Proton T 1ρ ‐dispersion imaging of rodent brain at 1.9 T

Detection of H 2 17 O with proton T 1ρ ‐dispersion imaging holds promise as a means of quantifying metabolism and blood flow with MRI. However, this technique requires a priori knowledge of the intrinsic T 1ρ dispersion of tissue. To investigate these properties, we implemented a T 1ρ imaging sequence on a 1.9‐T Signa GE scanner. A series of T 1ρ images for different locking frequencies and locking durations were obtained from rat brain in vivo and compared with 5 % (wt/vol) gelatin phantoms containing different concentrations of 17 O ranging from .037 % (natural abundance) to 2.0 atom%. Results revealed that, although there is considerable T 1ρ ‐dispersion in phantoms doped with H 2 17 O, the T 1ρ of rat brain undergoes minimal dispersion for spin‐locking frequencies between .2 and 1.5 kHz.
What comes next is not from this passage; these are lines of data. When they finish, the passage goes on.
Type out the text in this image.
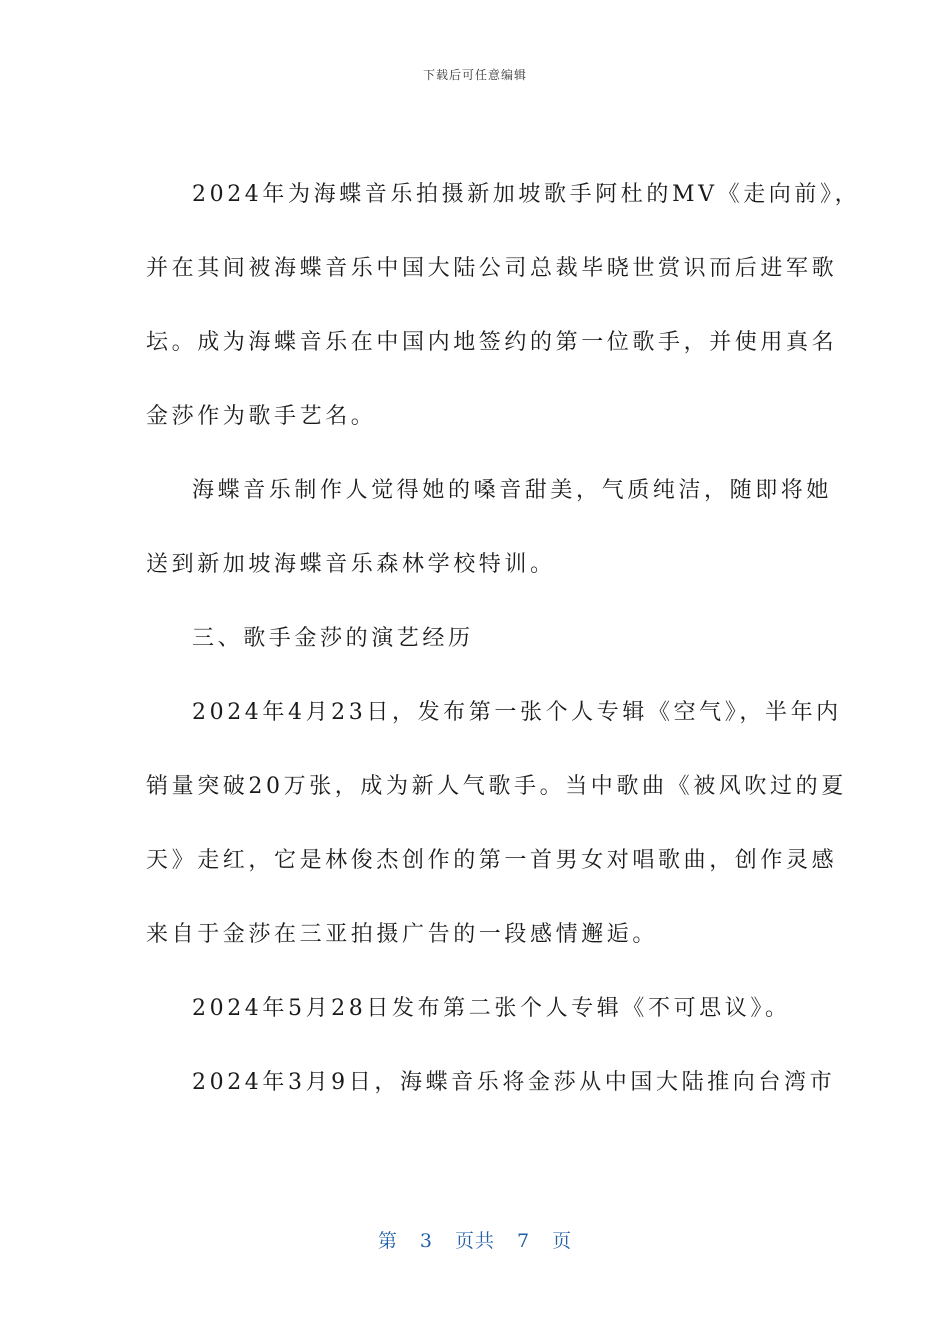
下载后可任意编辑
2024年为海蝶音乐拍摄新加坡歌手阿杜的MV《走向前》，
并在其间被海蝶音乐中国大陆公司总裁毕晓世赏识而后进军歌
坛。成为海蝶音乐在中国内地签约的第一位歌手，并使用真名
金莎作为歌手艺名。
海蝶音乐制作人觉得她的嗓音甜美，气质纯洁，随即将她
送到新加坡海蝶音乐森林学校特训。
三、歌手金莎的演艺经历
2024年4月23日，发布第一张个人专辑《空气》，半年内
销量突破20万张，成为新人气歌手。当中歌曲《被风吹过的夏
天》走红，它是林俊杰创作的第一首男女对唱歌曲，创作灵感
来自于金莎在三亚拍摄广告的一段感情邂逅。
2024年5月28日发布第二张个人专辑《不可思议》。
2024年3月9日，海蝶音乐将金莎从中国大陆推向台湾市
第 3 页共 7 页
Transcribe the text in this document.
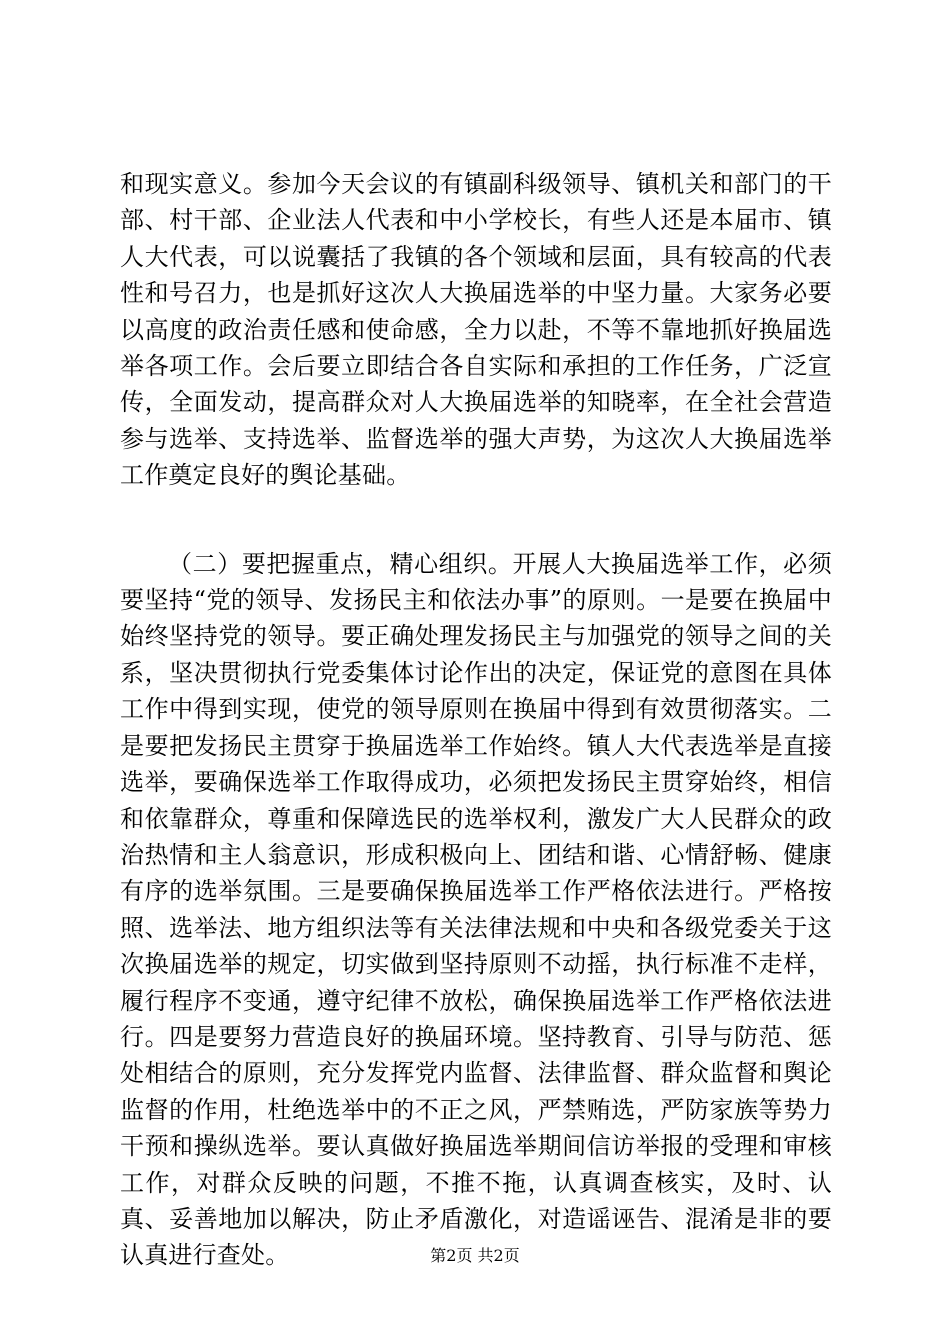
和现实意义。参加今天会议的有镇副科级领导、镇机关和部门的干部、村干部、企业法人代表和中小学校长，有些人还是本届市、镇人大代表，可以说囊括了我镇的各个领域和层面，具有较高的代表性和号召力，也是抓好这次人大换届选举的中坚力量。大家务必要以高度的政治责任感和使命感，全力以赴，不等不靠地抓好换届选举各项工作。会后要立即结合各自实际和承担的工作任务，广泛宣传，全面发动，提高群众对人大换届选举的知晓率，在全社会营造参与选举、支持选举、监督选举的强大声势，为这次人大换届选举工作奠定良好的舆论基础。

（二）要把握重点，精心组织。开展人大换届选举工作，必须要坚持“党的领导、发扬民主和依法办事”的原则。一是要在换届中始终坚持党的领导。要正确处理发扬民主与加强党的领导之间的关系，坚决贯彻执行党委集体讨论作出的决定，保证党的意图在具体工作中得到实现，使党的领导原则在换届中得到有效贯彻落实。二是要把发扬民主贯穿于换届选举工作始终。镇人大代表选举是直接选举，要确保选举工作取得成功，必须把发扬民主贯穿始终，相信和依靠群众，尊重和保障选民的选举权利，激发广大人民群众的政治热情和主人翁意识，形成积极向上、团结和谐、心情舒畅、健康有序的选举氛围。三是要确保换届选举工作严格依法进行。严格按照、选举法、地方组织法等有关法律法规和中央和各级党委关于这次换届选举的规定，切实做到坚持原则不动摇，执行标准不走样，履行程序不变通，遵守纪律不放松，确保换届选举工作严格依法进行。四是要努力营造良好的换届环境。坚持教育、引导与防范、惩处相结合的原则，充分发挥党内监督、法律监督、群众监督和舆论监督的作用，杜绝选举中的不正之风，严禁贿选，严防家族等势力干预和操纵选举。要认真做好换届选举期间信访举报的受理和审核工作，对群众反映的问题，不推不拖，认真调查核实，及时、认真、妥善地加以解决，防止矛盾激化，对造谣诬告、混淆是非的要认真进行查处。	第2页 共2页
A small degree of T 1ρ dispersion is present below .2 kHz, which we postulate arises from natural‐abundance H 2 17 O. Moreover, the signal‐to‐noise ratios of T 1ρ ‐weighted images are significantly better than comparable T2‐weighted images, allowing for improved visualization of tissue contrast. We have also demonstrated the feasibility of proton T 1ρ ‐dispersion imaging for detecting intravenous H 2 17 O on a live mouse brain. The potential application of this technique to study brain perfusion is discussed.